36 contestants competed for the three titles.

| No. | Contestant | City/Province | Placement |
|---|---|---|---|
| 1 | Maria Estrella Ramos | San Francisco, California | Top 12 |
| 2 | Lady Vhee Dizon | Sampaloc, Manila |  |
| 3 | Maria Vina Claudette Oca | Bacolod |  |
| 4 | Maria Lourdes Mayor | Silang, Cavite |  |
| 5 | Farah Penelope Sobremisana | Baao, Camarines Sur |  |
| 6 | Sheryl Camus | Dasmariñas, Cavite |  |
| 7 | Corazon Patawaran | Cavite |  |
| 8 | Ruby Ann Olivares | Dasmariñas, Cavite |  |
| 9 | Amaneci Grace Ramos | Baguio | Top 12 |
| 10 | Maria Teresita Legacion | Makati |  |
| 11 | Patricia Ann Bermudez | Toronto, Canada | Top 12 |
| 12 | Maria Rowena Taylor | Cebu City |  |
| 13 | Kathleen Hipolito | Manila | Top 12 |
| 14 | Maria Carmelita Esmeli | Pasig City |  |
| 15 | Ivelle Legaspi | Batangas City |  |
| 16 | Sovietskaya Bacud | Parañaque | 1st Runner-Up |
| 17 | Catherine Castañeda | Tarlac |  |
| 18 | Grace Espiritu | Nueva Ecija |  |
| 19 | Elaine Calva | Cavite City | Top 12 |
| 20 | Jaidee Salameda | North America | Top 12 |
| 21 | Maria Gracita de Ramos | Marikina |  |
| 22 | Jennylin Salazar | Parañaque |  |
| 23 | Mylene del Moral | Kawit, Cavite |  |
| 24 | Aileen Leng Damiles | Las Piñas | Binibining Pilipinas Universe 1996 |
| 25 | Jasmin Estrella Enriquez | Bulacan |  |
| 26 | Geena Garcia | Silang, Cavite |  |
| 27 | Marie Franchete Daria | Marikina |  |
| 28 | Kathleen Segura | Quezon City |  |
| 29 | Helen Cabrera | Quezon City |  |
| 30 | Lilybel Sanchez | La Loma, Quezon City |  |
| 31 | Mary Suzette Viar | Pasig |  |
| 32 | Daisy Reyes | Parañaque | Binibining Pilipinas World 1996 |
| 33 | Ana Marie Craig | Makati | Top 12 |
| 34 | Yedda Marie Kittilstvedt | Cebu City | Binibining Pilipinas International 1996 |
| 35 | Mary Jane Medina | Pateros |  |
| 36 | Sonia Santiago | Cavite | 2nd Runner-Up |

==Notes==

=== Post-pageant notes ===

- Aileen Damiles competed at Miss Universe 1996 in Las Vegas, Nevada and was unplaced.

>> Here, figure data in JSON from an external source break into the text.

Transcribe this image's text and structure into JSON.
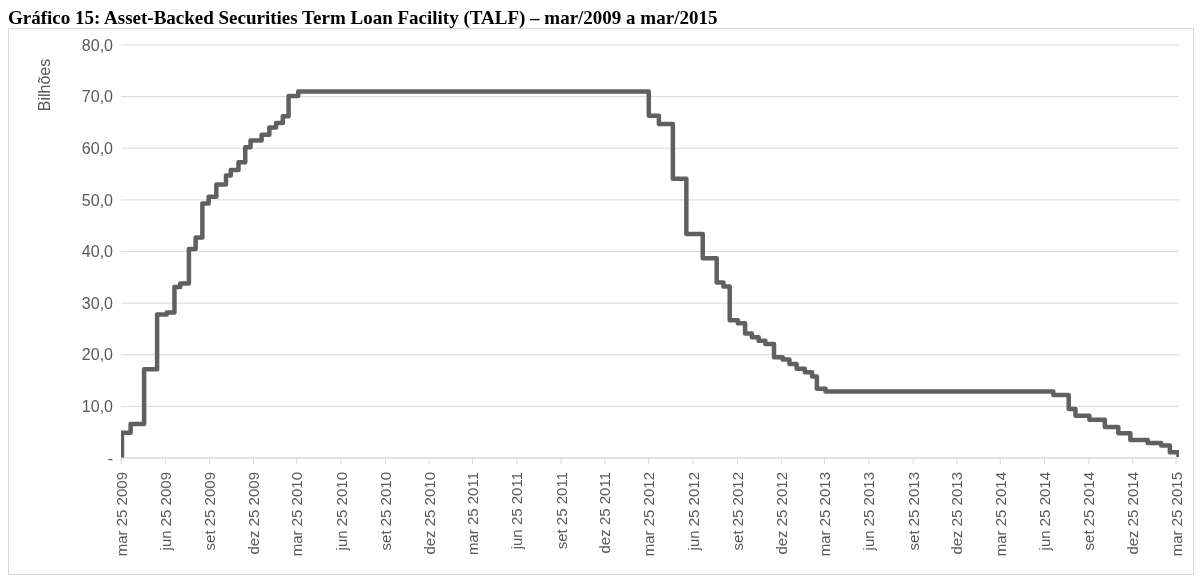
{
  "chart_data": {
    "type": "step",
    "title": "Gráfico 15: Asset-Backed Securities Term Loan Facility (TALF) – mar/2009 a mar/2015",
    "ylabel": "Bilhões",
    "x": [
      "2009-03-25",
      "2009-03-27",
      "2009-04-14",
      "2009-05-12",
      "2009-06-08",
      "2009-06-28",
      "2009-07-14",
      "2009-07-26",
      "2009-08-13",
      "2009-08-27",
      "2009-09-10",
      "2009-09-23",
      "2009-10-09",
      "2009-10-29",
      "2009-11-08",
      "2009-11-24",
      "2009-12-08",
      "2009-12-19",
      "2010-01-11",
      "2010-01-27",
      "2010-02-10",
      "2010-02-24",
      "2010-03-08",
      "2010-03-28",
      "2012-03-25",
      "2012-04-15",
      "2012-05-14",
      "2012-06-11",
      "2012-07-15",
      "2012-08-13",
      "2012-08-27",
      "2012-09-09",
      "2012-09-26",
      "2012-10-11",
      "2012-10-25",
      "2012-11-08",
      "2012-11-22",
      "2012-12-10",
      "2012-12-28",
      "2013-01-11",
      "2013-01-26",
      "2013-02-12",
      "2013-02-27",
      "2013-03-09",
      "2013-03-27",
      "2014-07-13",
      "2014-08-14",
      "2014-08-28",
      "2014-09-26",
      "2014-10-28",
      "2014-11-25",
      "2014-12-20",
      "2015-01-25",
      "2015-02-22",
      "2015-03-12",
      "2015-03-30"
    ],
    "series": [
      {
        "color": "#606060",
        "values": [
          0,
          4.9,
          6.6,
          17.2,
          27.8,
          28.2,
          33.1,
          33.8,
          40.5,
          42.7,
          49.3,
          50.6,
          53.0,
          54.7,
          55.8,
          57.3,
          60.2,
          61.5,
          62.6,
          64.0,
          64.9,
          66.2,
          70.1,
          71.0,
          66.3,
          64.7,
          54.1,
          43.4,
          38.7,
          34.0,
          33.2,
          26.7,
          26.1,
          24.1,
          23.4,
          22.7,
          22.1,
          19.5,
          19.1,
          18.2,
          17.3,
          16.6,
          15.8,
          13.4,
          12.9,
          12.2,
          9.5,
          8.2,
          7.4,
          6.0,
          4.8,
          3.5,
          2.9,
          2.4,
          1.1,
          0.2
        ]
      }
    ],
    "xlim": [
      "2009-03-25",
      "2015-03-31"
    ],
    "xticks": [
      {
        "value": "2009-03-25",
        "label": "mar 25 2009"
      },
      {
        "value": "2009-06-25",
        "label": "jun 25 2009"
      },
      {
        "value": "2009-09-25",
        "label": "set 25 2009"
      },
      {
        "value": "2009-12-25",
        "label": "dez 25 2009"
      },
      {
        "value": "2010-03-25",
        "label": "mar 25 2010"
      },
      {
        "value": "2010-06-25",
        "label": "jun 25 2010"
      },
      {
        "value": "2010-09-25",
        "label": "set 25 2010"
      },
      {
        "value": "2010-12-25",
        "label": "dez 25 2010"
      },
      {
        "value": "2011-03-25",
        "label": "mar 25 2011"
      },
      {
        "value": "2011-06-25",
        "label": "jun 25 2011"
      },
      {
        "value": "2011-09-25",
        "label": "set 25 2011"
      },
      {
        "value": "2011-12-25",
        "label": "dez 25 2011"
      },
      {
        "value": "2012-03-25",
        "label": "mar 25 2012"
      },
      {
        "value": "2012-06-25",
        "label": "jun 25 2012"
      },
      {
        "value": "2012-09-25",
        "label": "set 25 2012"
      },
      {
        "value": "2012-12-25",
        "label": "dez 25 2012"
      },
      {
        "value": "2013-03-25",
        "label": "mar 25 2013"
      },
      {
        "value": "2013-06-25",
        "label": "jun 25 2013"
      },
      {
        "value": "2013-09-25",
        "label": "set 25 2013"
      },
      {
        "value": "2013-12-25",
        "label": "dez 25 2013"
      },
      {
        "value": "2014-03-25",
        "label": "mar 25 2014"
      },
      {
        "value": "2014-06-25",
        "label": "jun 25 2014"
      },
      {
        "value": "2014-09-25",
        "label": "set 25 2014"
      },
      {
        "value": "2014-12-25",
        "label": "dez 25 2014"
      },
      {
        "value": "2015-03-25",
        "label": "mar 25 2015"
      }
    ],
    "ylim": [
      0,
      80
    ],
    "yticks": [
      {
        "value": 0,
        "label": "-"
      },
      {
        "value": 10,
        "label": "10,0"
      },
      {
        "value": 20,
        "label": "20,0"
      },
      {
        "value": 30,
        "label": "30,0"
      },
      {
        "value": 40,
        "label": "40,0"
      },
      {
        "value": 50,
        "label": "50,0"
      },
      {
        "value": 60,
        "label": "60,0"
      },
      {
        "value": 70,
        "label": "70,0"
      },
      {
        "value": 80,
        "label": "80,0"
      }
    ],
    "grid": "y",
    "legend": false,
    "marker": "none",
    "line_style": "solid"
  }
}
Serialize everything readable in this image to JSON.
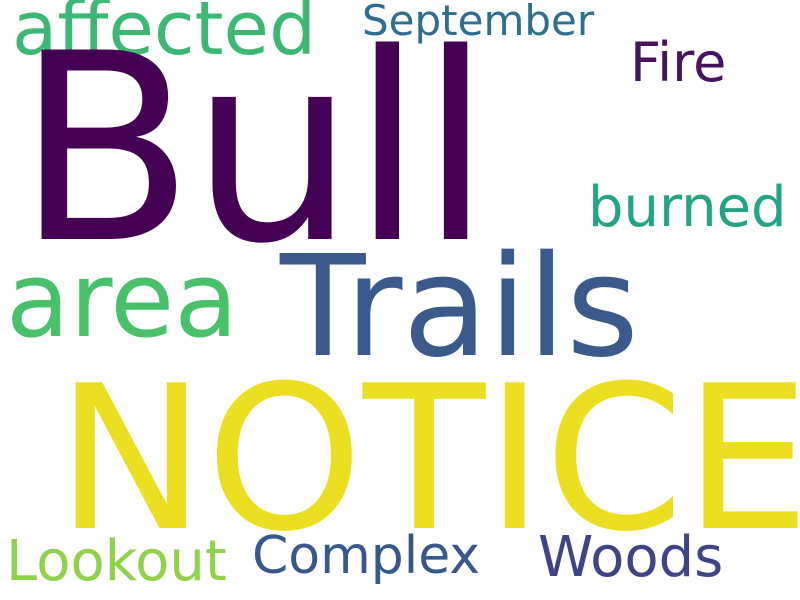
{
  "words": {
    "bull": "Bull",
    "notice": "NOTICE",
    "trails": "Trails",
    "area": "area",
    "affected": "affected",
    "september": "September",
    "fire": "Fire",
    "burned": "burned",
    "lookout": "Lookout",
    "complex": "Complex",
    "woods": "Woods"
  },
  "colors": {
    "background": "#ffffff",
    "bull": "#440154",
    "notice": "#ecdf22",
    "trails": "#3b5a8c",
    "area": "#49c16b",
    "affected": "#3db872",
    "september": "#2f6e8f",
    "fire": "#47135f",
    "burned": "#23a485",
    "lookout": "#8fd34a",
    "complex": "#37588d",
    "woods": "#3f4487"
  }
}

However, she won the Miss Photogenic Award via the internet.
- Daisy Reyes was also unplaced when she competed at Miss World 1996 in Bengaluru, India, but was awarded the Miss Personality award.
- Yedda Kittilsvedt competed at Miss International 1996 in Kanazawa, Japan, and was one of the Top 15 semifinalists.
- Maria Teresita Legacion competed at Mutya ng Pilipinas 1996, and was named Second Runner-Up. Legacion then became Mutya ng Pilipinas-Tourism International 1996.